Claudio Hail1,Morgan Foley1,Ruzan Sokhoyan1,Harry Atwater1
California Institute of Technology1
Claudio Hail1,Morgan Foley1,Ruzan Sokhoyan1,Harry Atwater1
California Institute of Technology1
The strong interaction of light with optical nanostructures plays a critical role in optical sensing, nonlinear optics, and active optical devices. However, for wavefront shaping, the required local, sub-wavelength control over the phase of light limits this interaction, leading to low-quality-factor optical devices. Here, we report on high quality factor dielectric metasurfaces for complete, local wavefront manipulation of near infrared light in transmission mode, and in two dimensions. Our structure consists of high-index dielectric nanoparticles exhibiting strong, lattice-coupled Mie resonances with high quality factors. The local control of these resonances enables setting the phase of transmitted light over a range of 0-2π with experimentally measured quality factors of up to 295 at a wavelength of λ = 1290 nm. By appropriately tailoring the dimensions of these dielectric building blocks to attain the desired phase distribution, we experimentally realize wavelength-selective beam deflectors and radial metalenses with a bandwidth of only a few nanometers.
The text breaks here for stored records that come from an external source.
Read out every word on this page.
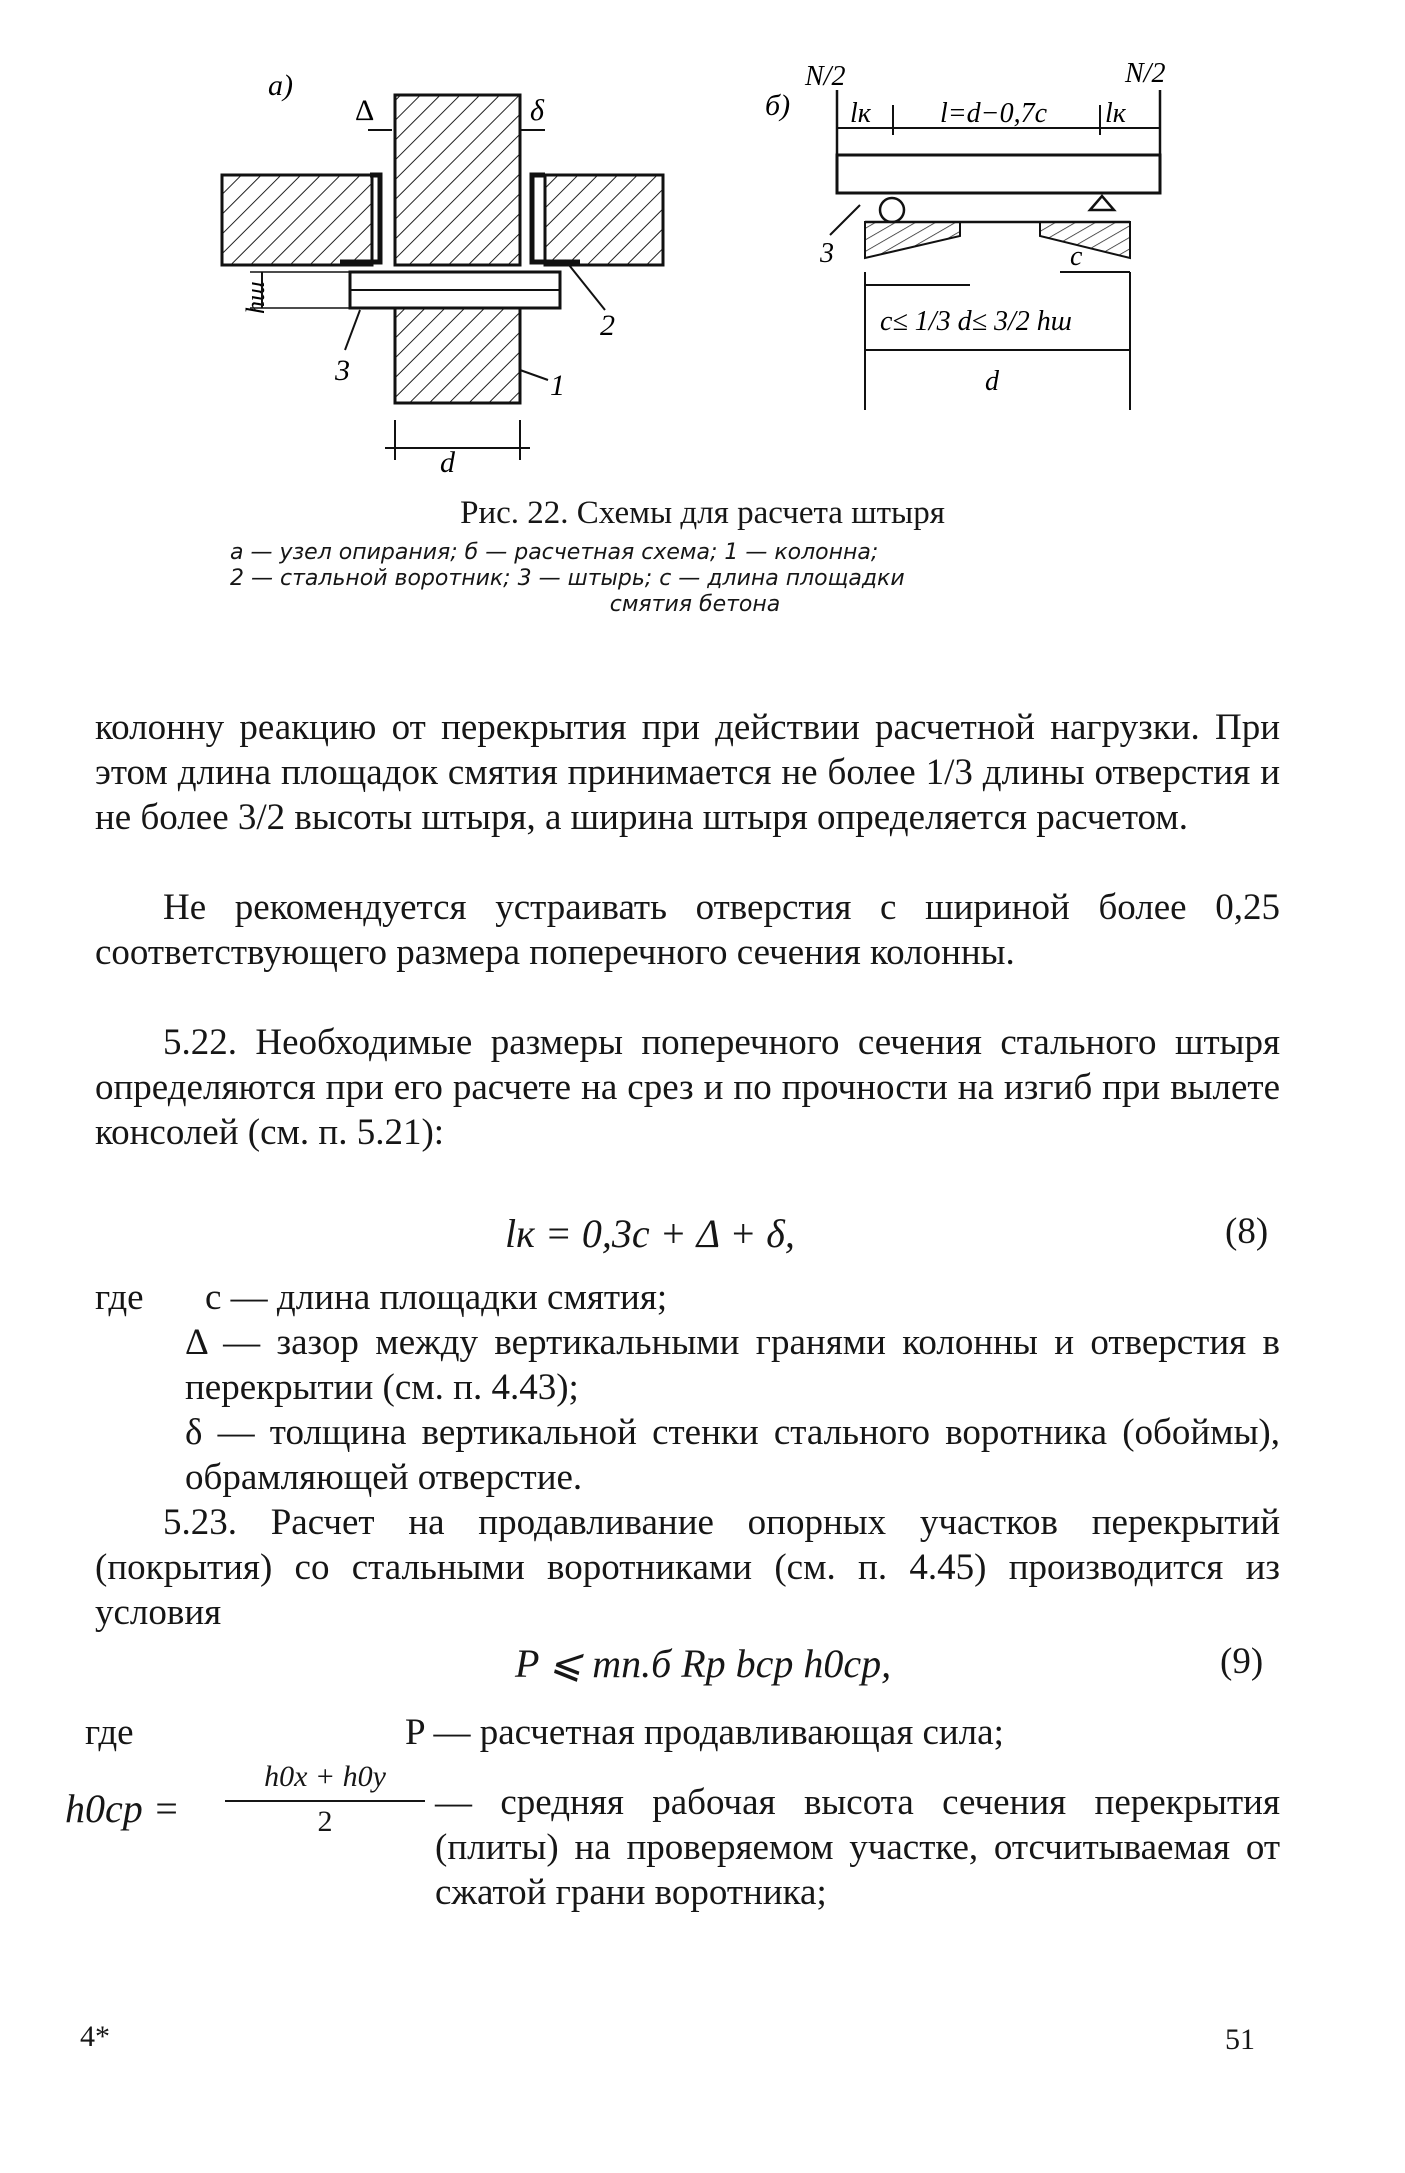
а)
d
Δ	δ
hш
2
3	1
б)
N/2	N/2
lк l=d−0,7c lк
3	c
c≤ 1/3 d≤ 3/2 hш
d
Рис. 22. Схемы для расчета штыря
а — узел опирания; б — расчетная схема; 1 — колонна;
2 — стальной воротник; 3 — штырь; с — длина площадки
смятия бетона
колонну реакцию от перекрытия при действии расчетной нагрузки. При этом длина площадок смятия принимается не более 1/3 длины отверстия и не более 3/2 высоты штыря, а ширина штыря определяется расчетом.
Не рекомендуется устраивать отверстия с шириной более 0,25 соответствующего размера поперечного сечения колонны.
5.22. Необходимые размеры поперечного сечения стального штыря определяются при его расчете на срез и по прочности на изгиб при вылете консолей (см. п. 5.21):
lк = 0,3c + Δ + δ,	(8)
где c — длина площадки смятия;
Δ — зазор между вертикальными гранями колонны и отверстия в перекрытии (см. п. 4.43);
δ — толщина вертикальной стенки стального воротника (обоймы), обрамляющей отверстие.
5.23. Расчет на продавливание опорных участков перекрытий (покрытия) со стальными воротниками (см. п. 4.45) производится из условия
P ⩽ mп.б Rp bср h0ср,	(9)
где	P — расчетная продавливающая сила;
h0ср =
h0x + h0y
2	— средняя рабочая высота сечения перекрытия (плиты) на проверяемом участке, отсчитываемая от сжатой грани воротника;
4*	51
Furthermore, we demonstrate the operation under finite illumination apertures (< 50 μm) and oblique incident illumination. This contrasts with other mechanisms for high-quality-factor optical metasurfaces which rely on inherently non-local principles, such as guided mode resonances or symmetry-breaking bound states in the continuum, limiting their application to one-dimensional wavefront shaping or geometric phase tuning, respectively. Our findings demonstrate that local control over the wavefront is successfully attained with high quality factor, opening doors to new applications in active metasurfaces and sensitive, free-space-coupled optical sensing.